Peinture et discours
Chaque volet de l'exposition présente le dialogue entre un peintre, Maunce Matieu, qu'on a souvent qualifié de métaphysique parce qu'il rend visible des thématiques abstraites, voire franchement philosophiques, à partir de son expérience de mathématicien, et un philosophe, autour d'un personnage emblématique. Barbara Cassin se fait le relais et l'interprète des discours du mythe, de l'épopée, de la tragédie sur Hélène de Troie. Pierre Verstræten se fait le critique du discours de l'histoire, de l'hagiographie historique, des valorisations politiques et sociologiques sur Robespierre. Les textes et les tableaux ont été travaillés ensemble, non comme des illustrations les uns des autres, mais comme des ordres en résonnance explorant leurs possibilités propres.

Les effets du passé
Il s'agit à chaque fois, selon la technique propre à Maurice Matieu, d'inventer, penser et rêver à partir d'éléments existants: Hélène sur les vases, Hélène dans les textes, et d'abord dans l'immense corpus grec. Ou les masques de Robespierre, de son vivant puis sur son lit de mort, et les témoignages, les vies, les récits autour de Charlotte Corday, de Thermidor.
La trame consiste à nouer le passe mythique ou historique à ses effets présents, modernes et contemporains.
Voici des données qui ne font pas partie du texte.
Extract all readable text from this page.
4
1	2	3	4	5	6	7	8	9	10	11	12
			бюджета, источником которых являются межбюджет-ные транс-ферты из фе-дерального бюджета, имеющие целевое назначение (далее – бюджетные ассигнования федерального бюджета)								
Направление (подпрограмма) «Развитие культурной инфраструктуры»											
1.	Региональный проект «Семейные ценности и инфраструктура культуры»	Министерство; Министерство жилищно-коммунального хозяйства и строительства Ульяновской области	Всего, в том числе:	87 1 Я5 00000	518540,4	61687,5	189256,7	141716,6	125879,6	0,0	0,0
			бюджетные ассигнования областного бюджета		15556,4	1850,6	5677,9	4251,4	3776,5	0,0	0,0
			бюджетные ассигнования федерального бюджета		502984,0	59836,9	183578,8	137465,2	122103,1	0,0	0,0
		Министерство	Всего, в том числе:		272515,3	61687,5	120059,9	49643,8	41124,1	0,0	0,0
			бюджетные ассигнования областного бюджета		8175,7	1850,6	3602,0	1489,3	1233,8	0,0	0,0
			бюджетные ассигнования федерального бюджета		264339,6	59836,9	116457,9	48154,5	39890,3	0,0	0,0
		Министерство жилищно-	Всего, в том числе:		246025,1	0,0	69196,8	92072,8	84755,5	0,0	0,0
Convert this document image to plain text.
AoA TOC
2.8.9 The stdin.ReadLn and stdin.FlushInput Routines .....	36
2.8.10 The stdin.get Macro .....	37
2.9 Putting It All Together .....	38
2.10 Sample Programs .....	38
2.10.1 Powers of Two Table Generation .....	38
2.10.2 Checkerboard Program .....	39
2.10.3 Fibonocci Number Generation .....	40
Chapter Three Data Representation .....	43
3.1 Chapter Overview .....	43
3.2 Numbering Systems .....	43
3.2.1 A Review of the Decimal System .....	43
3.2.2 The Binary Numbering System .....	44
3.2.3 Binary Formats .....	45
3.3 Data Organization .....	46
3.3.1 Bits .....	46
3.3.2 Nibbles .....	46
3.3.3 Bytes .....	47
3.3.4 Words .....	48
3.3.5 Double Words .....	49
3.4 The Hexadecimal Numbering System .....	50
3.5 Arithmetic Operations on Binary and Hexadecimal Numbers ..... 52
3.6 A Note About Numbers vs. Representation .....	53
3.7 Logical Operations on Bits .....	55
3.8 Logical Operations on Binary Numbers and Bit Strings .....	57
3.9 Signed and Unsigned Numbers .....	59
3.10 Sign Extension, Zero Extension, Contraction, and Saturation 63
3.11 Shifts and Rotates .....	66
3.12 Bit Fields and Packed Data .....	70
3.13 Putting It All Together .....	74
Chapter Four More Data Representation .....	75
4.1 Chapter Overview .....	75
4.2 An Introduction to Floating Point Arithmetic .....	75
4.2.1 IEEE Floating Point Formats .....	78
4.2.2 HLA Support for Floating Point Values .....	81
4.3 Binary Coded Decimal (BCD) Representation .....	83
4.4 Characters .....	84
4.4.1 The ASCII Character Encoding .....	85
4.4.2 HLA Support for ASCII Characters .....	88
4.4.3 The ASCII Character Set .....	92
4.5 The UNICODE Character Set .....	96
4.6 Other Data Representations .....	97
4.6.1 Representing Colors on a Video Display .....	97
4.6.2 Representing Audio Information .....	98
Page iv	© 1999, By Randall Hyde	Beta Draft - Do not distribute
Autour d'Hélène, le fil conducteur est une réflexion sur le rapport entre le mot et la chose, à partir de la duplication d'Hélène mise en scène par Euripide, qui distingue l'Hélène réelle, demeurée en Egypte fidèle à Ménélas, et le nom d'Hélène, simple fantôme, eidolon, mais pour lequel les guerriers moururent à Troie-où la chose est moins réelle que le mot, parce qu'elle a moins d'effets. Par là, c'est toute une réflexion sur la séduction, la voix, le vêtement l'action et la passion, et bien sûr la sexualité féminine, qui s'engage à travers des textes qui vont d'Homère à Lacan. "Voir Hélène en toutes femmes", dit le Méphistophéles de Faust : le parcours conduit en mots et en images, via quelques grandes incarnations d'Hélène ou de bouts d'Hélène (la statue sans bras de Ur-Nina vers 2645, Nini la minaude de Dubuffet, ou la-femme-aimée du peintre lui-même), à quelques grands avatars comme Marie-Madeleine, putain et docteur de l'Eglise et jusqu'à nos poupées gonflables;

Autour de Robespierre, c'est de l'homme et des hommes qu'il est question, montrés dans leur rapport singulier et universalisable au politique, à la contingence de l'événement, à la violence, à la vérité. A travers cette figure complexe, tout notre passé révolutionnaire, sens et contre-sens, se trouvent réinterrogé.